The author argues that live television offered an ideal media outlet for Castro, as he skilfully managed the merger of television imagery and political performance using his sharp intelligence, energy and improvisational skills. There seems little doubt that similar use of this medium was made much later by the Venezuelan revolutionary leader Hugo Chávez, who hosted his own, unscripted, talkshow Aló Presidente on state television and radio without any scheduled ending time.
There is also little doubt that the Cuban Revolutionary regime was fully aware of the propaganda value offered by television, and how they could create through it a highly appealing new revolutionary iconography that would help to legitimise and popularise a project becoming progressively more radical.
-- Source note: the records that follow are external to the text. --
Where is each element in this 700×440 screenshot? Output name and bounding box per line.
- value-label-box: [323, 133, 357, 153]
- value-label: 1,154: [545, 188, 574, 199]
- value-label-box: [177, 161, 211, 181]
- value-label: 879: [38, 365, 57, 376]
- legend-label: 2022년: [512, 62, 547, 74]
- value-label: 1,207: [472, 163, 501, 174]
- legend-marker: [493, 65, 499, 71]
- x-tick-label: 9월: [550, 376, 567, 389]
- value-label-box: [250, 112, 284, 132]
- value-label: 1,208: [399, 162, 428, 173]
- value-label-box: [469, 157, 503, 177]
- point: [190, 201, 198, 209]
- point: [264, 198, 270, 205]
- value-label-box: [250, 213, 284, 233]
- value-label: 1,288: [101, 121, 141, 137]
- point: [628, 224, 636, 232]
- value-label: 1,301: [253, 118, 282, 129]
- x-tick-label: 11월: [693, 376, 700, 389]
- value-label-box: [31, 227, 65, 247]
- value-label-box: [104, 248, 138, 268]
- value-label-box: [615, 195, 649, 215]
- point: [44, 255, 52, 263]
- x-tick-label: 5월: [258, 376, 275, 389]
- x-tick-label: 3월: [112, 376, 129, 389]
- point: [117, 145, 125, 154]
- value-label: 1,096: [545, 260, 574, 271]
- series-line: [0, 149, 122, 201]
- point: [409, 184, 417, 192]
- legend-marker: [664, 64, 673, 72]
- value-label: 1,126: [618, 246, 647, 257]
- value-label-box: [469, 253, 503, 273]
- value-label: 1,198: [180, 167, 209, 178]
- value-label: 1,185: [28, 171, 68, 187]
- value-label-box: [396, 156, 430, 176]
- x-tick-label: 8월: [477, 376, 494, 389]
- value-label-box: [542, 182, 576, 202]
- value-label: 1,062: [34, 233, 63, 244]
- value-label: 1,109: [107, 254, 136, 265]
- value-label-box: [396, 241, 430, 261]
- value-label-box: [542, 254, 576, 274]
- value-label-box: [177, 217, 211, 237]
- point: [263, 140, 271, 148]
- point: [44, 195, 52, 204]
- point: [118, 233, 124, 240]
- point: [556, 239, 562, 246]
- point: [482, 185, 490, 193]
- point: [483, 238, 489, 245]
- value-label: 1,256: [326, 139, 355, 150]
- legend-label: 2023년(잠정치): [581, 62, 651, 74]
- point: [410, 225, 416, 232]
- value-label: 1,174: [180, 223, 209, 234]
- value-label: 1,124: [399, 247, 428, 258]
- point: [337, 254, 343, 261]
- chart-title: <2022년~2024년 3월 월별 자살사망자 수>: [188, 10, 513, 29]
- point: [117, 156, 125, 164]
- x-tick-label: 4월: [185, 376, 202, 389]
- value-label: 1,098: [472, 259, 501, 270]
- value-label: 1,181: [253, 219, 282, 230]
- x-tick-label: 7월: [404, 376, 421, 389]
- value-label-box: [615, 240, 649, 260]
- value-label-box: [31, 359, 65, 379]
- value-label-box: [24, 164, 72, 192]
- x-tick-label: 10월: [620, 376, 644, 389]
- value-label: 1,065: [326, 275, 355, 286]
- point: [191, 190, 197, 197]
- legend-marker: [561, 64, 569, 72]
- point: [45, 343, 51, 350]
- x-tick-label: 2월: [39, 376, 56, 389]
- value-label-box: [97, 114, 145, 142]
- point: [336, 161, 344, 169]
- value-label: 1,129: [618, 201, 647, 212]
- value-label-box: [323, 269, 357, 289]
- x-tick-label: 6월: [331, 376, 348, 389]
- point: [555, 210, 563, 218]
The great advantage of television was that it humanised the leader and his entourage and allowed them to speak directly to people’s lived experiences with every tick and inflection that allowed for meaningful empathy.
Never was this more so than following Castro’s dramatic resignation as prime minister on 17 July 1950 after a series of disputes with the liberal president Manuel Urrutia over how the revolution, still in its early days, should unfold. Castro’s great skill at immediately using television to explain his decision and to nurture an aura of national drama and expectation explains why Urrutia resigned just hours after the broadcast. It was political manoeuvring of the most public kind – and devastatingly effective.
Similarly, televised speeches in which Castro, often flanked by members of his cabinet, spoke to large crowds were also highly persuasive opportunities to magnify the Cuban leader’s role as central to the island’s revolutionary modernity.
The author assesses this phenomenon by inserting it into broader questions of national modernisation in which the regime would ultimately fashion an entirely new, socialist model of television following nationalisation. Rivero writes: “Detached from associations with US capitalism and liberal ideas of democracy, Fidel Castro began to construct a new vision of modernity and Cubanness. In this process of redefinition, Cuban television … was born again. The spectacles of revolution prepared the terrain for the new ‘architecture of power’ … that was forming in 1960 when Castro embraced socialism, and a new external force – the USSR – stepped onto Cuba’s stage.” [p162]
However, the Castro years are only one aspect of Broadcasting Modernity, in which Rivero explores the birth and development of commercial television in Cuba throughout a dramatic decade.
The author provides a fascinating insight into the role of television in shaping Cuban identity and visions of modernity that offers a way to examine broader theoretical questions about how this medium functions in society during times of radical and social transformation.